To further elucidate the underlying cause of these changes, the cardiology team expedited a comprehensive electrophysiological study. This procedure aimed to assess the electrical pathways within the heart more precisely and determine the necessity for a permanent pacemaker or additional antiarrhythmic therapy. Meanwhile, continuous telemetry remained crucial to detect any progression to more complex arrhythmias, such as ventricular tachycardia, that could compromise the patient's condition. The healthcare team also emphasized vigilant monitoring for signs of infection related to the temporary pacemaker, as well as frequent reassessment of electrolyte levels, particularly potassium and magnesium, given their critical role in cardiac conduction and rhythm stability. As the patient's clinical picture evolved, these findings and interventions set the stage for a thoughtful consideration of the next steps in his cardiac care journey.
Section 5
As the healthcare team continued their diligent observation, the results of the comprehensive electrophysiological study revealed critical insights into the patient's cardiac condition. The study identified a type II second-degree atrioventricular (AV) block, elucidating the cause of the patient's increasing dizziness and palpitations. This finding indicated an intermittent failure of electrical impulses to traverse the AV node, leading to missed heartbeats and contributing to the patient's erratic blood pressure and orthostatic symptoms. Furthermore, the study confirmed the presence of multifocal premature ventricular contractions, with occasional brief runs of non-sustained ventricular tachycardia, underscoring the need for immediate intervention to prevent more severe arrhythmias.
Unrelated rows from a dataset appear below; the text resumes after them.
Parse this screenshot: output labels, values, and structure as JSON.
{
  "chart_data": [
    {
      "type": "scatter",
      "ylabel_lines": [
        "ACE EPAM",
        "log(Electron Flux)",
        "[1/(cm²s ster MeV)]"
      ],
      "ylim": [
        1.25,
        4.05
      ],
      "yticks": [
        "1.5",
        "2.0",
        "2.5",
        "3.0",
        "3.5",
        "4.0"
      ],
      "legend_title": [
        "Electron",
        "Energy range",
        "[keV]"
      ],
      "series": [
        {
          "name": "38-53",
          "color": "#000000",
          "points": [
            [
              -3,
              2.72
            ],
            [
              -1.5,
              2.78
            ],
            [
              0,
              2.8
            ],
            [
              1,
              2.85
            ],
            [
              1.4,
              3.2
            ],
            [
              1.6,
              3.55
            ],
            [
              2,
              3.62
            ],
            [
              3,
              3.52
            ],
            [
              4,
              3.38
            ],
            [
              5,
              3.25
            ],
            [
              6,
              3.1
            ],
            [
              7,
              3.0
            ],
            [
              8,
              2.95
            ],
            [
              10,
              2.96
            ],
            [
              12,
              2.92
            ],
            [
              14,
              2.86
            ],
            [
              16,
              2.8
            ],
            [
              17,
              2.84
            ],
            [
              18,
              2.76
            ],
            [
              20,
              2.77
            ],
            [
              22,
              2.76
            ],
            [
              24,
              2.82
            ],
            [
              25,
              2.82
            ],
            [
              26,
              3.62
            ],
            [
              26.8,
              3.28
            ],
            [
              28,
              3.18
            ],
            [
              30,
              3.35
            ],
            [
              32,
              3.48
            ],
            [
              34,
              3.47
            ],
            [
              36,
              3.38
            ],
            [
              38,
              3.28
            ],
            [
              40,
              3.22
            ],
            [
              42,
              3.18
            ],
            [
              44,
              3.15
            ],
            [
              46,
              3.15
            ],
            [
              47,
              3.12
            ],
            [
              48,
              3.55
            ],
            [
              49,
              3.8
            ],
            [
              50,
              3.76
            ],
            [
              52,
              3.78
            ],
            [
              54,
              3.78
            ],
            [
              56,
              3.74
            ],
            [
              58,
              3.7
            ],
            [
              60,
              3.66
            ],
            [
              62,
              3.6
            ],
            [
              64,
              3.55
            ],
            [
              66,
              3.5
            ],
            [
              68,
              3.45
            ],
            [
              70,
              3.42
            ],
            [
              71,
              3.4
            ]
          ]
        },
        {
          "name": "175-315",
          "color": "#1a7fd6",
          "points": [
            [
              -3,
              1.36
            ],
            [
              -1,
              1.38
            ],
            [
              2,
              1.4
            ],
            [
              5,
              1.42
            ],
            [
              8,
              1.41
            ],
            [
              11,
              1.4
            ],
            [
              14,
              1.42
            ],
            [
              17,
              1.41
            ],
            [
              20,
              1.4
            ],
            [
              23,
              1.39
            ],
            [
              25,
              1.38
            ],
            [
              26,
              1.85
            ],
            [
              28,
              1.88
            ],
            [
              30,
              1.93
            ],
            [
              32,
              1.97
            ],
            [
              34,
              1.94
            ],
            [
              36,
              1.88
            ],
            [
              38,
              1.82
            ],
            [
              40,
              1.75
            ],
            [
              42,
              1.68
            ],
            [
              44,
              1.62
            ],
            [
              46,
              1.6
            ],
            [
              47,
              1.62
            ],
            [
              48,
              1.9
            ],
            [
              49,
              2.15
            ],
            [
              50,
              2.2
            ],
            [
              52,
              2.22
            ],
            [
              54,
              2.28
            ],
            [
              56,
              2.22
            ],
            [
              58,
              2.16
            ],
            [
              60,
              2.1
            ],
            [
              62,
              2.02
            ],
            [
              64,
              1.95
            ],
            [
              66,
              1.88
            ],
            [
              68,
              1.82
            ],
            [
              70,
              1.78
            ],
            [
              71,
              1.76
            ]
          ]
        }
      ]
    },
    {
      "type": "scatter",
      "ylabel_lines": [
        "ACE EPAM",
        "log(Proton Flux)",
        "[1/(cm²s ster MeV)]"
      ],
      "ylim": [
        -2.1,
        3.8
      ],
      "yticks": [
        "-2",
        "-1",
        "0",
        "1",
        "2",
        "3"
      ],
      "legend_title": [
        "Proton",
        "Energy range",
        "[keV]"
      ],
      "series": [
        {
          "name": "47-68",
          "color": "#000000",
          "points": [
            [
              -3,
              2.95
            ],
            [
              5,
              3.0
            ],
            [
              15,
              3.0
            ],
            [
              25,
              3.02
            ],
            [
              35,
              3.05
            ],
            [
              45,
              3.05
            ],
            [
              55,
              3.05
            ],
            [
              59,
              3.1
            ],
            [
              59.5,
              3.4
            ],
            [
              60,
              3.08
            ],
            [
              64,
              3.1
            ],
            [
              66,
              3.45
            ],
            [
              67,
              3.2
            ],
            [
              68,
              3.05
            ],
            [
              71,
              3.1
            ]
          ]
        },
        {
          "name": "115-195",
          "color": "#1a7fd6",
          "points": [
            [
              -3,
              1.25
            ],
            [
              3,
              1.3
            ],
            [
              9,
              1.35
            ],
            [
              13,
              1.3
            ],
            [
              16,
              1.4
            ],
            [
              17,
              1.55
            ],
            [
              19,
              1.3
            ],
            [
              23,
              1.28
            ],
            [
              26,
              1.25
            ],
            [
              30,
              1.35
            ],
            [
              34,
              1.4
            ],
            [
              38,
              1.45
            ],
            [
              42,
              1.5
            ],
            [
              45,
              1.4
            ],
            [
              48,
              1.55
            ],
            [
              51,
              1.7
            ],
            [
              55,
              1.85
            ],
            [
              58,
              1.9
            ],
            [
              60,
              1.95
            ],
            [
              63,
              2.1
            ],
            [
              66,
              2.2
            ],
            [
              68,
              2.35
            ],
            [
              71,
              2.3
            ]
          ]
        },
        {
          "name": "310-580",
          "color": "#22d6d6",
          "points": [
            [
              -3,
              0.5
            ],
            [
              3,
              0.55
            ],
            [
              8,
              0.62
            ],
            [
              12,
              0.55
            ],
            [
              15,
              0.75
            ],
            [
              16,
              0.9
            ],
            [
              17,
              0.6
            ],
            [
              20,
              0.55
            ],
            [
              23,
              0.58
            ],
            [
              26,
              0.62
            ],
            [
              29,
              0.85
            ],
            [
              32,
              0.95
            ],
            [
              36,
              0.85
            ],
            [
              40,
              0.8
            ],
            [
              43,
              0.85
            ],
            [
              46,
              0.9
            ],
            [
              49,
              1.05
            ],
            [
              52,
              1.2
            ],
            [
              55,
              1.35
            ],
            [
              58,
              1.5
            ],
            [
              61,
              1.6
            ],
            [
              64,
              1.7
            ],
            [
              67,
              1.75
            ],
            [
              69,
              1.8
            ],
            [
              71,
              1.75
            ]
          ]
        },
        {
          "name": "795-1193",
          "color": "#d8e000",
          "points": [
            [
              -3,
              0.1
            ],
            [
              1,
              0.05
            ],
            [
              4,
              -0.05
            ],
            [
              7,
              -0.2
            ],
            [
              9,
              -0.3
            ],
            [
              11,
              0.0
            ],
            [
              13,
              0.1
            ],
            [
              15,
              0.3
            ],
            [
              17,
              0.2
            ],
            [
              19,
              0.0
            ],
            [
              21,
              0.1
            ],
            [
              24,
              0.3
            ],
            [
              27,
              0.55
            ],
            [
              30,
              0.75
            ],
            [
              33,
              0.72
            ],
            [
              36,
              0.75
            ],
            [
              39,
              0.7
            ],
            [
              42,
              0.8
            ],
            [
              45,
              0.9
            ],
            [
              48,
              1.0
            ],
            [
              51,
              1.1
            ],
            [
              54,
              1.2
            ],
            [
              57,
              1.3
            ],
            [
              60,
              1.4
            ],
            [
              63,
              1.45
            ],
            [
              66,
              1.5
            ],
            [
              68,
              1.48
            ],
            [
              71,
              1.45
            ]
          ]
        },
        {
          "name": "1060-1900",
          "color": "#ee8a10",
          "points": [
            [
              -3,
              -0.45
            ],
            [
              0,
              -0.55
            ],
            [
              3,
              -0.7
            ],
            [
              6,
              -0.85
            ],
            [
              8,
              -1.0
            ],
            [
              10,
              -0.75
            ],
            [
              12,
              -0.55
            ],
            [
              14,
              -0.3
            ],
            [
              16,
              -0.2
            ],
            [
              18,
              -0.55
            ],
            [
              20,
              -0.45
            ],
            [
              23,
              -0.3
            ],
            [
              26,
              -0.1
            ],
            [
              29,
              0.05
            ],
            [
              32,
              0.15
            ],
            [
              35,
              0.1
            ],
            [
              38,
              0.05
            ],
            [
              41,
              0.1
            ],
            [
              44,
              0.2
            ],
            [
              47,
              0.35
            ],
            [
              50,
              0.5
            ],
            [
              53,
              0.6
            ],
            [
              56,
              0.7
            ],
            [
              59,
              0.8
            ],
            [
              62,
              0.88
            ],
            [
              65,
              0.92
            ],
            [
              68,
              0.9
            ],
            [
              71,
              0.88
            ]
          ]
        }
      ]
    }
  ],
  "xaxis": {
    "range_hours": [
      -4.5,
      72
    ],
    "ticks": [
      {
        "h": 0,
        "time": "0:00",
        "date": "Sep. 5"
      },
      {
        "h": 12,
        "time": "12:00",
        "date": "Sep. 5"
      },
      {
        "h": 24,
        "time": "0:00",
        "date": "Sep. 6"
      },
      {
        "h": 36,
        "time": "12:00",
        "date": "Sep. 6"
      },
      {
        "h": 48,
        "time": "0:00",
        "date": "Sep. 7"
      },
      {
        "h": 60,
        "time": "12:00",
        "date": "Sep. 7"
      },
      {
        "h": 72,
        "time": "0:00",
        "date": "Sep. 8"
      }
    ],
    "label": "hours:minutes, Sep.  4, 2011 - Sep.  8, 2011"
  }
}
In response to these diagnostic results, the cardiology team recommended the urgent implantation of a dual-chamber pacemaker to ensure reliable ventricular pacing and prevent further episodes of hemodynamic instability. This decision was informed by the patient's persistent symptoms and the electrophysiological findings that indicated a high risk of progression to complete heart block. Concurrently, the team initiated an antiarrhythmic medication, amiodarone, to address the increased ventricular ectopy and reduce the risk of sustained ventricular tachycardia, guided by the patient's renal and hepatic function tests, which were within normal ranges.
Despite these interventions, new complications emerged. The patient developed mild peripheral edema and shortness of breath, raising concerns about potential fluid overload or heart failure exacerbation. A repeat echocardiogram revealed mildly reduced left ventricular ejection fraction, suggesting a decrease in cardiac function possibly related to the arrhythmias. These developments prompted the healthcare team to adjust the intravenous fluid regimen and initiate low-dose diuretics while maintaining close monitoring of the patient's electrolyte balance. Through these concerted efforts, the team aimed to stabilize the patient's condition while preparing for the pacemaker implantation, ensuring a comprehensive and adaptive approach to his evolving cardiac care needs.